The asymptotic complexity of a loop which does at most \(N\) constant-time operations is \(O(N)\). \(M\) such loops will then have \(O(M * N)\) time complexity. But not always. If you’re careful, you can sometimes do \(M\) loops of \(O(N)\) in only \(O(M)\) time.
For an example, we’re going to look at a binary counter. Concretely, we have an array of \(N\) bits representing a number in binary form. We will analyze the asymptotic complexity of incr() which increments the binary counter.
incr(0000_0000) = 0000_0001
incr(0000_0001) = 0000_0010
incr(0000_0010) = 0000_0011
incr(0000_0011) = 0000_0100The algorithm for incr() is deceptively simple. Start at the right-most digit. As long as the current digit is \(1\), set it to \(0\) and move left. When we reach a \(0\), set it to \(1\) and stop. If we reach the left end of the array before finding a \(0\), we’ve overflown.
def incr(counter):
i = len(counter) - 1
while i >= 0 and counter[i] == 1:
counter[i] = 0
i -= 1
if i >= 0:
counter[i] = 1
else:
raise OverflowError()Since the loop executes \(N\) steps in the worst case, the complexity of incr() is \(O(N)\). Therefore, \(M\) calls to incr() will have \(O(M * N)\) complexity, right? Strictly speaking yes, but by careful counting, we can tighten the bound to \(O(M)\).
When figuring out the complexity, we normally count the cost of each operation as \(1\): at each iteration, the loop will do \(2\) loop comparisons and at most \(2\) assignments. So, each loop iteration costs \(O(2 + 2) = O(1)\), and \(N\) of them cost \(O(N * 1) = O(N)\).
If we look at the loop more closely, we see that it doesn’t always do \(N\) iterations. In fact, it does exactly as many iterations as there are \(1\)s at the right of the array. In other words, a call to incr() always does zero or more sequences of i >= 0, counter[i] == 1, counter[i] = 0, i -= 1 and then exactly one i >= 0, counter[i] == 1, i >= 0, counter[i] = 1. The most important detail is that the number of times it goes through the first sequence is upper bounded by the number of times it previously went through the second one.
With this is mind, let’s revise our way of counting operations such that we pay for some of them in advance. More precisely, we now count executing counter[i] = 1 as \(5\) instead of as \(1\). Since \(O(5) = O(1)\), we haven’t changed the asymptotic complexity of incr(), but if we consider multiple invocations of incr(), we can apply the following reasoning. A call to incr() consists of several runs through the first sequence of cost \(4\), and one final run through the second sequence of revised cost \(3 + 5 = 7\). But, since we started with an array of \(0\)s and only the second sequence sets elements to \(1\), we know that every run through the first sequence must have been preceded by a run through the second one. Furthermore, since we’re overpaying the cost of the second sequence by exactly the cost of the first one, we claim that the every run through the first sequence is pre-payed. So, the cost of the loop is just \(O(1)\), and, by extension, the cost of incr() is also \(O(1)\).
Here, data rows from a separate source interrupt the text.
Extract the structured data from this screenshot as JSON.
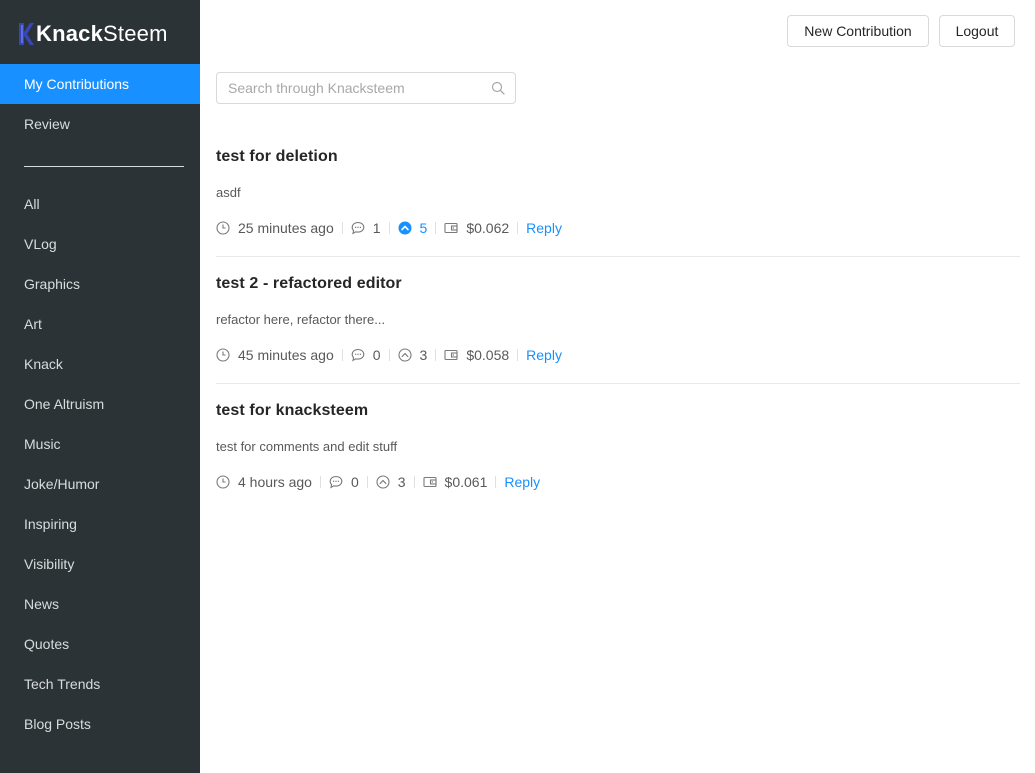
{
  "app": {
    "logo_part1": "Knack",
    "logo_part2": "Steem"
  },
  "sidebar": {
    "top_items": [
      {
        "label": "My Contributions",
        "active": true
      },
      {
        "label": "Review",
        "active": false
      }
    ],
    "categories": [
      "All",
      "VLog",
      "Graphics",
      "Art",
      "Knack",
      "One Altruism",
      "Music",
      "Joke/Humor",
      "Inspiring",
      "Visibility",
      "News",
      "Quotes",
      "Tech Trends",
      "Blog Posts"
    ]
  },
  "header": {
    "new_contribution_label": "New Contribution",
    "logout_label": "Logout"
  },
  "search": {
    "placeholder": "Search through Knacksteem",
    "value": ""
  },
  "posts": [
    {
      "title": "test for deletion",
      "body": "asdf",
      "time": "25 minutes ago",
      "comments": "1",
      "votes": "5",
      "voted": true,
      "payout": "$0.062",
      "reply_label": "Reply"
    },
    {
      "title": "test 2 - refactored editor",
      "body": "refactor here, refactor there...",
      "time": "45 minutes ago",
      "comments": "0",
      "votes": "3",
      "voted": false,
      "payout": "$0.058",
      "reply_label": "Reply"
    },
    {
      "title": "test for knacksteem",
      "body": "test for comments and edit stuff",
      "time": "4 hours ago",
      "comments": "0",
      "votes": "3",
      "voted": false,
      "payout": "$0.061",
      "reply_label": "Reply"
    }
  ],
  "colors": {
    "sidebar_bg": "#2b3336",
    "accent": "#1890ff",
    "logo_mark": "#2a3b9e"
  },
  "icons": {
    "time": "clock-icon",
    "comments": "comment-icon",
    "votes": "upvote-icon",
    "payout": "wallet-icon",
    "search": "search-icon"
  }
}
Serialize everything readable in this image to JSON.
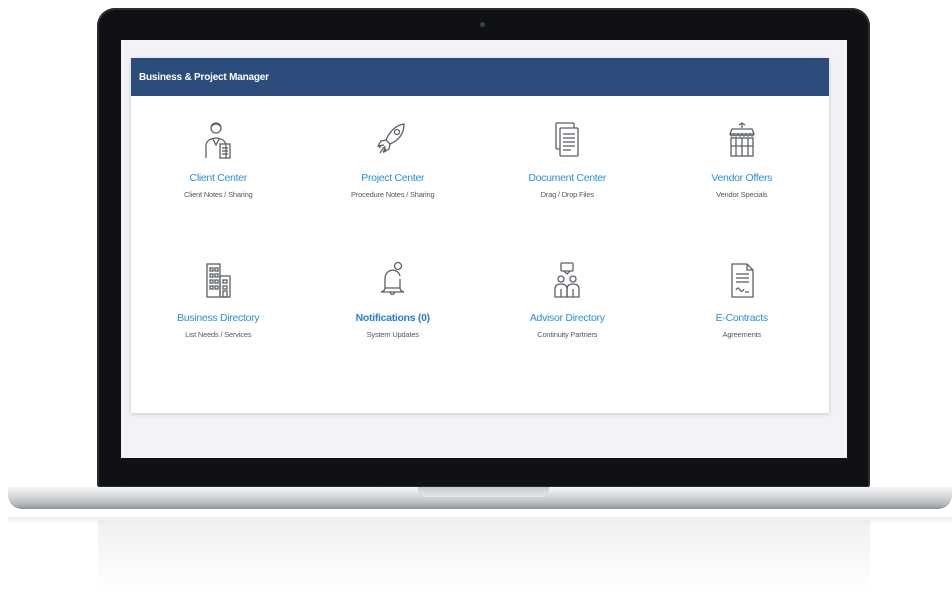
{
  "app": {
    "title": "Business & Project Manager"
  },
  "tiles": [
    {
      "title": "Client Center",
      "subtitle": "Client Notes / Sharing",
      "icon": "client-person-icon",
      "bold": false
    },
    {
      "title": "Project Center",
      "subtitle": "Procedure Notes / Sharing",
      "icon": "rocket-icon",
      "bold": false
    },
    {
      "title": "Document Center",
      "subtitle": "Drag / Drop Files",
      "icon": "documents-icon",
      "bold": false
    },
    {
      "title": "Vendor Offers",
      "subtitle": "Vendor Specials",
      "icon": "storefront-icon",
      "bold": false
    },
    {
      "title": "Business Directory",
      "subtitle": "List Needs / Services",
      "icon": "buildings-icon",
      "bold": false
    },
    {
      "title": "Notifications (0)",
      "subtitle": "System Updates",
      "icon": "bell-icon",
      "bold": true
    },
    {
      "title": "Advisor Directory",
      "subtitle": "Continuity Partners",
      "icon": "advisors-icon",
      "bold": false
    },
    {
      "title": "E-Contracts",
      "subtitle": "Agreements",
      "icon": "contract-icon",
      "bold": false
    }
  ],
  "colors": {
    "header": "#2c4c7c",
    "link": "#2b8fe0",
    "icon_stroke": "#5b6168"
  }
}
To recap, we started by analyzing the complexity of a function. We noticed that its execution follows a very specific pattern. We decided to overpay part of the function’s invocation cost such that future invocations will already be partially payed for. In other words, we amortized the cost of the function across multiple calls to it. Finally, we noticed that by doing this, the complexity dropped from \(O(N)\) to \(O(1)\).
It’s like magic: a sleight of hand and the \(N\) is gone. But, like with real magic, the \(N\) isn’t actually gone and we haven’t actually made the function any faster. What we have done is improve our cost model for it.
This is amortized analysis, a way to improve our understanding of a function’s cost. More precisely, this is aggregate analysis. For a more formal presentation of this and other kinds of amortized analysis, consult Introduction to Algorithms.